Chen pitched the idea for the series to the writers at The Oracle, and the publication agreed as a whole to change the type of conversation surrounding various facets of emotional trauma.
“We decided that even if it was painful, [mental health and emotional vulnerability] are things that needed to be talked about,” Chen said. “To know that you are not alone in struggling with a mental illness is important.”

Because of the delicate nature of the content published in “Changing the Narrative,” the writers have taken steps to be mindful. Students at Gunn are in different stages of grief, and not everyone wants to read stories of hope, making the content that “Changing the Narrative” produces potentially upsetting to some.

“I remember that when I was really depressed, I did not like reading other people’s stories of recovery because I felt that I was stuck, and I couldn’t identify with someone that made it out,” Hao said.

To solve this problem, Chen decided to make “Changing the Narrative” an online-only series. This gives students the choice to click on the article instead of accidentally stumbling upon it in the newspaper.

Chen and the writers who contribute content to “Changing the Narrative” exercise caution in their writing so as to not be sensational. They work closely with on-campus mental health advisors as well as outreach programs like the Reach Out Care Group (ROCK). Chen intends to expand the series to cover more topics in the future, such as dealing with failure and raising self-esteem.
The point of “Changing the Narrative” is not to draw more attention to mental illness, but rather to provide a resource for students in need. It strives to achieve this by establishing personal connections between the writer and the reader. Chen believes that a connection between the two parties leads to greater understanding about a complex topic like depression or self-esteem.
“The power to relate: across the screen, across the paper and feeling what the author was feeling at the time is moving,” Chen said. “I want [students] to be able to read these stories and realize that it is human nature to make mistakes and have weaknesses, and that it is okay to talk about it.”

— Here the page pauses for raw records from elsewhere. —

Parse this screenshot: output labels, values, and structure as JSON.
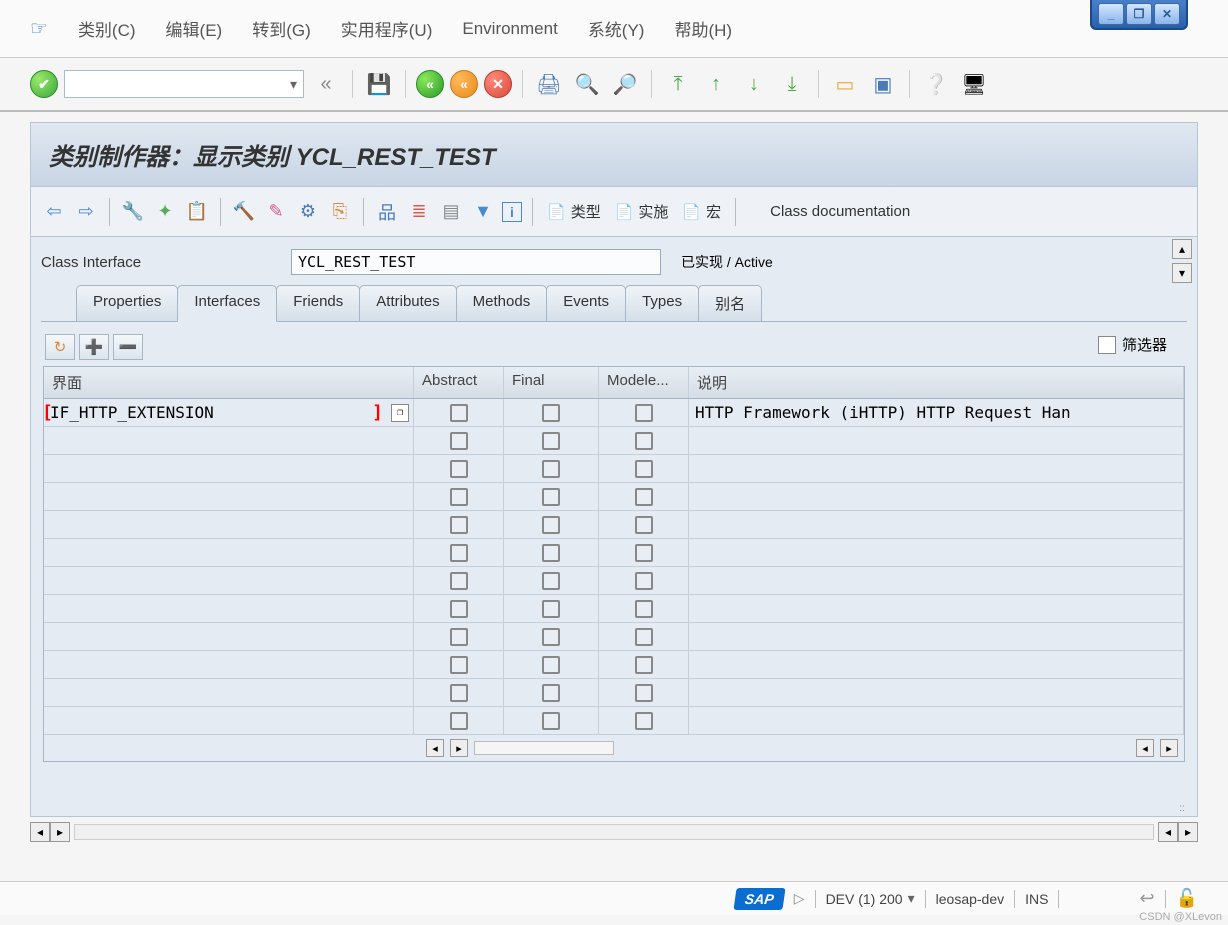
{
  "window_controls": {
    "minimize": "_",
    "maximize": "❐",
    "close": "✕"
  },
  "menubar": {
    "items": [
      {
        "label": "类别(C)",
        "accel": "C"
      },
      {
        "label": "编辑(E)",
        "accel": "E"
      },
      {
        "label": "转到(G)",
        "accel": "G"
      },
      {
        "label": "实用程序(U)",
        "accel": "U"
      },
      {
        "label": "Environment",
        "accel": ""
      },
      {
        "label": "系统(Y)",
        "accel": "Y"
      },
      {
        "label": "帮助(H)",
        "accel": "H"
      }
    ]
  },
  "toolbar": {
    "combo_value": "",
    "icons": [
      "back-icon",
      "save-icon",
      "back-green-icon",
      "exit-orange-icon",
      "cancel-red-icon",
      "print-icon",
      "find-icon",
      "find-next-icon",
      "first-page-icon",
      "prev-page-icon",
      "next-page-icon",
      "last-page-icon",
      "new-session-icon",
      "generate-icon",
      "help-icon",
      "layout-icon"
    ]
  },
  "title": "类别制作器：显示类别 YCL_REST_TEST",
  "toolbar2": {
    "nav": {
      "back": "⇦",
      "forward": "⇨"
    },
    "buttons": [
      "display-change-icon",
      "other-object-icon",
      "check-icon",
      "activate-icon",
      "where-used-icon",
      "test-icon",
      "display-object-list-icon",
      "hierarchy-icon",
      "sort-icon",
      "local-types-icon",
      "filter-icon",
      "info-icon"
    ],
    "text_buttons": [
      {
        "label": "类型"
      },
      {
        "label": "实施"
      },
      {
        "label": "宏"
      }
    ],
    "doc_label": "Class documentation"
  },
  "class_interface": {
    "label": "Class Interface",
    "value": "YCL_REST_TEST",
    "status": "已实现 / Active"
  },
  "tabs": [
    {
      "label": "Properties",
      "active": false
    },
    {
      "label": "Interfaces",
      "active": true
    },
    {
      "label": "Friends",
      "active": false
    },
    {
      "label": "Attributes",
      "active": false
    },
    {
      "label": "Methods",
      "active": false
    },
    {
      "label": "Events",
      "active": false
    },
    {
      "label": "Types",
      "active": false
    },
    {
      "label": "别名",
      "active": false
    }
  ],
  "filter_label": "筛选器",
  "grid": {
    "columns": {
      "interface": "界面",
      "abstract": "Abstract",
      "final": "Final",
      "modele": "Modele...",
      "desc": "说明"
    },
    "rows": [
      {
        "interface": "IF_HTTP_EXTENSION",
        "abstract": false,
        "final": false,
        "modele": false,
        "desc": "HTTP Framework (iHTTP) HTTP Request Han"
      },
      {
        "interface": "",
        "abstract": false,
        "final": false,
        "modele": false,
        "desc": ""
      },
      {
        "interface": "",
        "abstract": false,
        "final": false,
        "modele": false,
        "desc": ""
      },
      {
        "interface": "",
        "abstract": false,
        "final": false,
        "modele": false,
        "desc": ""
      },
      {
        "interface": "",
        "abstract": false,
        "final": false,
        "modele": false,
        "desc": ""
      },
      {
        "interface": "",
        "abstract": false,
        "final": false,
        "modele": false,
        "desc": ""
      },
      {
        "interface": "",
        "abstract": false,
        "final": false,
        "modele": false,
        "desc": ""
      },
      {
        "interface": "",
        "abstract": false,
        "final": false,
        "modele": false,
        "desc": ""
      },
      {
        "interface": "",
        "abstract": false,
        "final": false,
        "modele": false,
        "desc": ""
      },
      {
        "interface": "",
        "abstract": false,
        "final": false,
        "modele": false,
        "desc": ""
      },
      {
        "interface": "",
        "abstract": false,
        "final": false,
        "modele": false,
        "desc": ""
      },
      {
        "interface": "",
        "abstract": false,
        "final": false,
        "modele": false,
        "desc": ""
      }
    ]
  },
  "statusbar": {
    "sap": "SAP",
    "system": "DEV (1) 200",
    "server": "leosap-dev",
    "mode": "INS"
  },
  "watermark": "CSDN @XLevon"
}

The Oracle wants to expand “Changing the Narrative” beyond the confines of the publication and its staff.

The second article in the series, written on Nov. 9 by Rachel Congress, a Gunn math teacher, described her divorce from an alcoholic husband, the subsequent apathetic treatment she received from her friends and her recovery process. In the future, a myriad of both staff and students may write for “Changing the Narrative” to spread their stories of hope to those who need it.
“For its good and bad, I love my school,” Chen said. “I love my class, and my peers, and my friends and all the memories I have made here. We need to be able to talk about challenges and grow and overcome them together. I hope [Changing the Narrative] is a step for that.”